PS C:\> $re.matches('string string string string string 
string string string 127.0.0.1 string string 
string 192.168.1.1 string string string string 
string string string 255.255.255.0 string string 
string string string string string string ').value

127.0.0.1
192.168.1.1
255.255.255.0
Santiago Squarzon
  • 41,465
  • 5
  • 14
  • 37
  • 1
    That works, and showing the `.Matches` variant is a nice addition, given that `-match` only ever finds _one_ match, but there's a caveat: Because `Get-Clipboard` returns a multiline string as an _array_ of lines, passing an array to the `.Match()` method's `string` parameter causes PowerShell to _stringify_ the array, which means _joining the elements with spaces_. For instance, if `"line 1\`nline 2"` is on the clipboard, `Get-Clipboard` returns array `'line 1', 'line 2'` and stringifies that to space-separated single-line string `'line 1 line 2'`, which can lead to false positives. – mklement0 Mar 13 '21 at 14:45
  • 1
    To illustrate the problem: `([regex] '1 l').Match(('line 1', 'line 2')).Success` yields `$true`. You can make `Get-Clipboard` return a multiline string as-is with the `-Raw` switch, which is the only thing missing from T-Heron's own solution attempt with `-match`. – mklement0 Mar 13 '21 at 14:46
3

The problem:

The solution is to request the text on the clipboard as a single, multiline string, using the
-Raw switch:

if ((Get-Clipboard -Raw) -match '\d{6}') {
  $Matches[0] # -> '351370'
}

An alternative is to use -replace, the regex-based string-replacement operator, which requires matching the entire string and replacing it with what a capture group matched:

@'
Hello,

Your authentication code is 351370

This code will expire in 20 minutes to keep your account secure
'@ -replace '(?s).*(\d{6}).*', '$1' # -> 351370

Note:

  • Inline option s (SingleLine; ((?s)) ensures that . also matches newline (\n) characters, to enable matching across all lines of a multiline string.

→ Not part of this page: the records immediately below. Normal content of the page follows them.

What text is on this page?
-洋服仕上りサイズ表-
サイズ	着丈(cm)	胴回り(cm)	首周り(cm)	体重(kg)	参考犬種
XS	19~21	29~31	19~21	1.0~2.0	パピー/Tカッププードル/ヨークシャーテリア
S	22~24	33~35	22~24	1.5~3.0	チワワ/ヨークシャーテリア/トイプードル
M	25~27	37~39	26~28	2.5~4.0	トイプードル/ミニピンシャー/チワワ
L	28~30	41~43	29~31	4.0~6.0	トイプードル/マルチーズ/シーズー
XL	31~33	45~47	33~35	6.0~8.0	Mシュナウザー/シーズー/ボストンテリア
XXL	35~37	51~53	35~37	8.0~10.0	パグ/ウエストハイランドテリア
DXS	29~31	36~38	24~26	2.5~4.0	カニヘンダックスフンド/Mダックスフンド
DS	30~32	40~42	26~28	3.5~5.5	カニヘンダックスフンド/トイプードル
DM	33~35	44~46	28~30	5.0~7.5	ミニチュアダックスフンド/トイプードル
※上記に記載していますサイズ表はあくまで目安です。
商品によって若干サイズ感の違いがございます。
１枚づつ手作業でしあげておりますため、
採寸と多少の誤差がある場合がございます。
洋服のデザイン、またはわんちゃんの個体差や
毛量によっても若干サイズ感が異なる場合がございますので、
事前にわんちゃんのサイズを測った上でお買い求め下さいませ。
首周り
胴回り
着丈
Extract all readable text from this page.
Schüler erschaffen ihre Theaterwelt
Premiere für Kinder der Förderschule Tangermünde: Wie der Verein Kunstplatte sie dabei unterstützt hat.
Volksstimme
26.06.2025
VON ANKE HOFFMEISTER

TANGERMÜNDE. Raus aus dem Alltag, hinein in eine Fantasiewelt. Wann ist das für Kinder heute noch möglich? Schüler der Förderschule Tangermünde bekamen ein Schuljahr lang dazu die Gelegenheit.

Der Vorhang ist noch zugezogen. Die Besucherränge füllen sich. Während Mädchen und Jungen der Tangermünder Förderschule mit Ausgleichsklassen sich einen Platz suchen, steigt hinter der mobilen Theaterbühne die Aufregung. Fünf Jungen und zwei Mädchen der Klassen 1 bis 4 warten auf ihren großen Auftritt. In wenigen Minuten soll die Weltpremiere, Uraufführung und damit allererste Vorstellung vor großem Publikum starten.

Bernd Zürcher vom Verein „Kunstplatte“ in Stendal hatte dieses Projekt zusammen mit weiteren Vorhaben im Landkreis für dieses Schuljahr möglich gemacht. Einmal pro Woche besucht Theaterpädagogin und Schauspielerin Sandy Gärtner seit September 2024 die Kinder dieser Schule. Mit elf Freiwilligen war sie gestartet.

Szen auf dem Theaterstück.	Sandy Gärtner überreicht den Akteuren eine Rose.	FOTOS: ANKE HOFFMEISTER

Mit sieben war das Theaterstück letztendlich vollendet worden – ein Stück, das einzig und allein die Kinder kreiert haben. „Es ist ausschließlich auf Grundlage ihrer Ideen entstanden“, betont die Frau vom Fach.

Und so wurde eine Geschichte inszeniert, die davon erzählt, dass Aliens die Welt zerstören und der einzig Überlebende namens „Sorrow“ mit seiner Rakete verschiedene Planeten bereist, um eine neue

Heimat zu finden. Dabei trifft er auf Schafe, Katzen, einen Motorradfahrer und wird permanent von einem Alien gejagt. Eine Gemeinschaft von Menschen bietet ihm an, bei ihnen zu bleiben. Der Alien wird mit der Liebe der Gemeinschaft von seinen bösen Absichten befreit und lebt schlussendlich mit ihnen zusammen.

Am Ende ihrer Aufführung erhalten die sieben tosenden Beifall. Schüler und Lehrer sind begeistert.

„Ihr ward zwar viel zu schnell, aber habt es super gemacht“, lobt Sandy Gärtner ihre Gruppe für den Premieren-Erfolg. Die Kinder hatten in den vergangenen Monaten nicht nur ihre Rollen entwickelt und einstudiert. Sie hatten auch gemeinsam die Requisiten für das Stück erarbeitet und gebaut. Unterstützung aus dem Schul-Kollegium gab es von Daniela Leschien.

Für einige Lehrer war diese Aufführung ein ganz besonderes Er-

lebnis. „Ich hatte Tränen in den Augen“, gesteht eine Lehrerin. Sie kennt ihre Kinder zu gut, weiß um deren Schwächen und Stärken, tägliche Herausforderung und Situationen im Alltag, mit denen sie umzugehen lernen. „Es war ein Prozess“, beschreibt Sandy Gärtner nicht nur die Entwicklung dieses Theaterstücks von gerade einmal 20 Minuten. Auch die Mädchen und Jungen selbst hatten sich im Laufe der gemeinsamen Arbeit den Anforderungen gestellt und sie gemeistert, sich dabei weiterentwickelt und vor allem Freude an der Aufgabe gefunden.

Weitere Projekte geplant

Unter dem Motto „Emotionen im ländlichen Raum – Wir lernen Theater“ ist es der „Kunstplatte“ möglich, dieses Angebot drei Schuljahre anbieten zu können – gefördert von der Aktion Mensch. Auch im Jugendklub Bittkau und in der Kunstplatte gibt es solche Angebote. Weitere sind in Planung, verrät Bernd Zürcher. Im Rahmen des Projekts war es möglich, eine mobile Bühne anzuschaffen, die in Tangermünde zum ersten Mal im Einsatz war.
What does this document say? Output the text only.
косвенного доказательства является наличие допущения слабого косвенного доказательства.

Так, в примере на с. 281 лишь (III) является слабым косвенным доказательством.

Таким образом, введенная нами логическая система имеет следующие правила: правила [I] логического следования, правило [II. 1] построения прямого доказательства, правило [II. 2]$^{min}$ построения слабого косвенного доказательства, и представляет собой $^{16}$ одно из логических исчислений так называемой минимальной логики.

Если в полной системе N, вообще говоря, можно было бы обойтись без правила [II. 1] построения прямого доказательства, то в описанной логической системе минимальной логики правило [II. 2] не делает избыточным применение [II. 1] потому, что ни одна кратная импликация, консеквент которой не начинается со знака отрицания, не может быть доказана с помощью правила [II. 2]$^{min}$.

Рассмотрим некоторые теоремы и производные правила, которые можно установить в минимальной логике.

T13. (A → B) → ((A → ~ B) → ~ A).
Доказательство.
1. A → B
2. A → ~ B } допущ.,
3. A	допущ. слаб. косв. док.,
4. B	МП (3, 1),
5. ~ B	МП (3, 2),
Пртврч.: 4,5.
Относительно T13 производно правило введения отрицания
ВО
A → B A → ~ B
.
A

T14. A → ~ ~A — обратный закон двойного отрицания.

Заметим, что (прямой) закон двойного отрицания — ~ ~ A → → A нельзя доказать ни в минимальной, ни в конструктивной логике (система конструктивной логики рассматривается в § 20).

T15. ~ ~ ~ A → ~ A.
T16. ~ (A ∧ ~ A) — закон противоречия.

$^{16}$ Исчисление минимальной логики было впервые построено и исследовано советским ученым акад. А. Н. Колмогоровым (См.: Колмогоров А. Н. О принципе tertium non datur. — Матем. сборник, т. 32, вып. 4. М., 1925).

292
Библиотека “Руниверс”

  • In the replacement operand, $1 refers to what the first (and only) capture group ((...)) captured.

  • Caveat: if the regex does not match the input, the input string is returned as-is.


Finally, direct use of .NET APIs via the [regex] class (System.Text.RegularExpressions.Regex) is another alternative, as shown in santisq's answer, but it requires advanced knowledge outside the realm of PowerShell's own commands and operators.

mklement0
  • 382,024
  • 64
  • 607
  • 775